The inhabitants of the Swat Valley of northwest Pakistan often use rope-pulley bridges to cross dangerous raging rivers and deep chasms quickly. “I Am Malala” is a fast ride across what has been, for me, an uncrossable gulf.
Pashtuns have lived in the stunningly beautiful Swat Valley for more than 2300 years. Malala is a proud member of the Pashtun tribe, who are fierce fighters, culturally bound to welcome guests, and have traditions of marriage handed down for centuries. When Malala was born in Mingora, her father Ziauddin, was delighted – although tribal custom means only the birth of a boy is celebrated. Ziauddin was determined to give Malala and the other girls in Swat an education.
Swat is almost entirely conservative, traditional Muslims. Men and women are kept separated after puberty, people pray five times a day, and work outside the home is not encouraged for women. That doesn’t mean that the Koran says that women shouldn’t be educated – in fact, it says the exact opposite. (And let’s not forget that jobs weren’t encouraged for women in the Western World until 60 or so years ago.)
After 9/11, the Taliban arrived in Swat and took effective control of the area from an impotent and absentee Pakistani government. In their fundamentalist interpretation of the Koran, there is no dancing, no television, no song, and women are to be illiterate. When I read this book, I realized that the Taliban is to Islam what Westboro Baptist Church is to Christians – really out there, aching for jihad or crusade, and not actually representative of either religion.
Malala learned to love learning, and to love school – especially when the Taliban took it from her. She became the voice of girls who wanted to learn by blogging, and then by appearing as an education advocate on television. She was prominently featured by the New York Times in a documentary “Class Dismissed” (2009). I remember that well – it was the first NY Times documentary I watched.
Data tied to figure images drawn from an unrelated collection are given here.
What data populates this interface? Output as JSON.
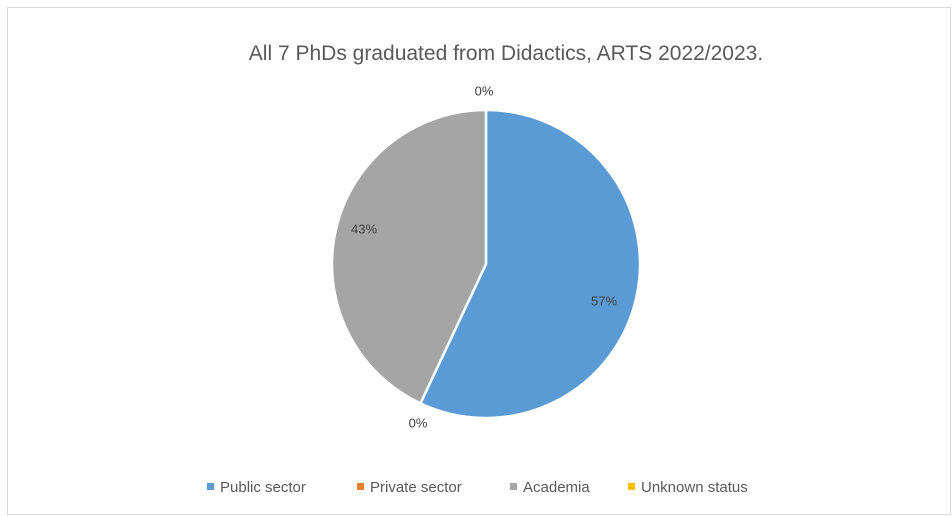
{
  "chart_data": {
    "type": "pie",
    "title": "All 7 PhDs graduated from Didactics, ARTS 2022/2023.",
    "categories": [
      "Public sector",
      "Private sector",
      "Academia",
      "Unknown status"
    ],
    "values": [
      57,
      0,
      43,
      0
    ],
    "value_labels": [
      "57%",
      "0%",
      "43%",
      "0%"
    ],
    "colors": [
      "#5B9BD5",
      "#ED7D31",
      "#A5A5A5",
      "#FFC000"
    ],
    "legend_position": "bottom"
  }
}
Malala and her family never thought, as a child, that she was in danger. “Who would shoot a child?” everyone said. They underestimated the desperation of fundamentalists who find their beliefs – and therefore, their power – challenged. The Taliban shot her in the head on October 9, 2012. On October 9, 2013, she answered the question she’d been asked right before the assassination attempt: “Who is Malala Yousafzai?” with this book.
I will leave the political analysis and sociological critique to other reviewers who have handled that so adeptly already. To me, this is a really good book. I’m sure Christina Lamb, the co-author, contributed greatly to that. Malala has been attending school and has had multiple surgeries in the last year, and she could not have had the time to do everything.
I am sure this book will end up on school reading lists, alongside “The Diary of a Young Girl” (Anne Frank, 1947, posthumous). Teachers, please don’t mar a wonderful story by making your students find only ‘One True Meaning.’ For Marie Arana, writing a reverent review of “I Am Malala” for the Washington Post on October 11, 2013, this book meant something more global and less personal. We both found profound meaning in this book – but the meanings, while complementary, were different.
Finally, this book worked better for me as an Audible than in text. Mentally, reading excerpts, I tripped over Pashto and Urdu pronunciations – which would have distracted me from the book. Archie Panjabi sounds young, and her narrative as a 16 year old works.